In recent times while most movies include various "points" to be made, nearly all of them are produced to "entertain" a target audience and make money. Reviews are meant to give potential viewers some hints on what to expect.
Very few films are instead produced with the prime objective of stating a position: being it an artistic or ethical-socio-political POV. Our opinion that - demos and educational content aside - a movie isn't the best medium for such "statements" is generally ignored and, as such, irrelevant: symbolic engagement is still more effective than reasoning and thus a well designed movie is more persuasive than a logic text. Regarding these films - as far as we are concerned - reviews are someway as interesting as watching the film itself because serious reviews virtually become part of a discussion. And some discussions easily heat-up...
Here we have such a film; one - unfortunately - where the author naively uses complex concepts like truth, reality, history, nature (just to name a few) and aims at being a-political while dealing with the most influential event of our world: 2nd world war.
The result? Talking about Malick's "The thin red line" isn't casual: the parallel is obvious, deliberate and merciless. While Malick let soldiers share with few words their relationship with life, love, war, etc... here we have a lot of preachy-poetic voice-overs from the protagonist (a supposedly simple-minded soldier) and even an out-of-context female lecturing us with "godly wisdom". The outcome is that while in Malick's film I could feel moved by the soldiers' perspectives and engaged by their aesthetic-philosophic value, here I feel like someone is trying to sell me a not-so-subtle brainwashing into Pepe's simplistic world-view.
Let's not even dig about the technical proficiency: sub par is the first word coming to our mind.
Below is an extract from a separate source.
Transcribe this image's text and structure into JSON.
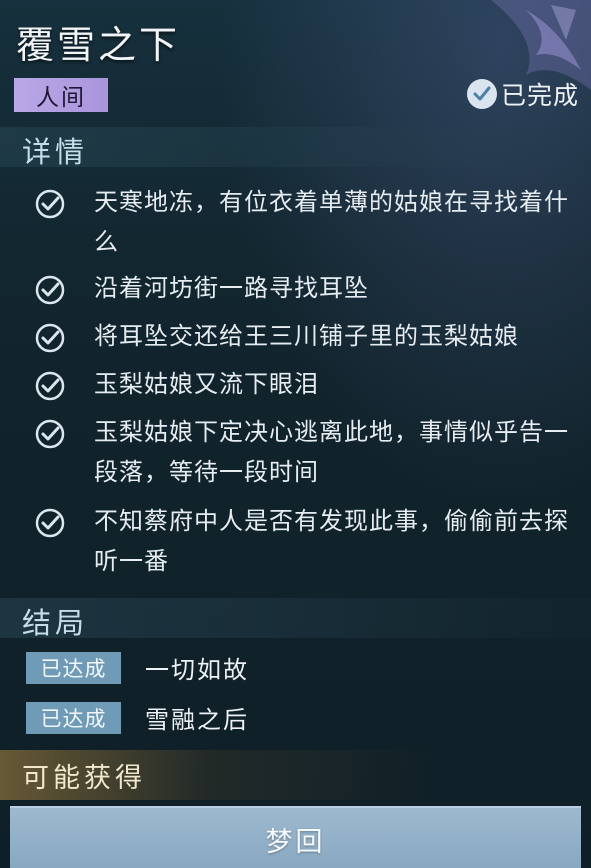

In the end the bravery required to commit into a project like this (which would like to go way further than any WW2 tale of good VS evil) should be paired with a deeper understanding of what you're doing. Mr Pepe, if you want to change people's perspective or at least enlarge it, being a preachy commercial marketer doesn't work anymore. Get a serious culture (Malick studied his whole life, you have likely just taken a semester of contemporary history) and write a serious book. Otherwise, humbly, forget about "Art" and Malick and just seek to entertain.